POS transactions reached SR16 billion ($4.27 billion) in the week ending Jan. 31, up 27.8 percent week on week, according to the Saudi Central Bank. Transaction volumes rose 16.5 percent to 248.8 million, reflecting stronger retail and service activity. 

Spending on jewelry saw the biggest uptick at 55.5 percent to SR613.69 million, followed by laundry services which saw a 44.4 percent increase to SR62.83 million. 

Expenditure on personal care rose 29.1 percent, while outlays on books and stationery increased 5.1 percent. Hotel spending climbed 7.4 percent to SR377.1 million. 

Further gains were recorded across other categories. Spending in pharmacies and medical supplies rose 33.4 percent to SR259.19 million, while medical services increased 13.7 percent to SR515.44 million. 

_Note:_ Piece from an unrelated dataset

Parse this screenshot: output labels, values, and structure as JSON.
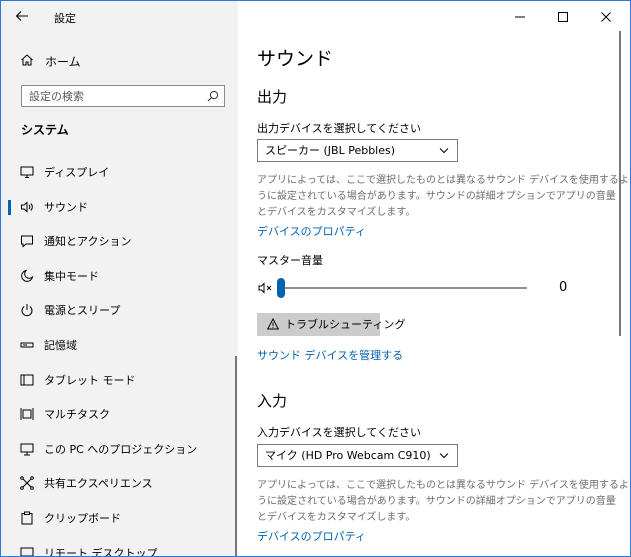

Food and beverage spending surged 38.6 percent to SR2.6 billion, accounting for the largest share of total POS value. Restaurants and cafes followed with a 20.4 percent increase to SR1.81 billion. Apparel and clothing spending rose 35.4 percent to SR1.33 billion, representing the third-largest share during the week. 

The Kingdom’s key urban centers mirrored the national surge. Riyadh, which accounted for the largest share of total POS spending, saw a 22 percent rise to SR5.44 billion from SR4.46 billion the previous week. The number of transactions in the capital reached 78.6 million, up 13.8 percent week on week. 

In Jeddah, transaction values increased 23.7 percent to SR2.16 billion, while Dammam reported a 22.2 percent rise to SR783.06 million. 

POS data, tracked weekly by SAMA, provides an indicator of consumer spending trends and the ongoing growth of digital payments in Saudi Arabia.  

The data also highlights the expanding reach of POS infrastructure, extending beyond major retail hubs to smaller cities and service sectors, supporting broader digital inclusion initiatives.  

The growth of digital payment technologies aligns with Saudi Arabia’s Vision 2030 objectives, promoting electronic transactions and contributing to the Kingdom’s broader digital economy.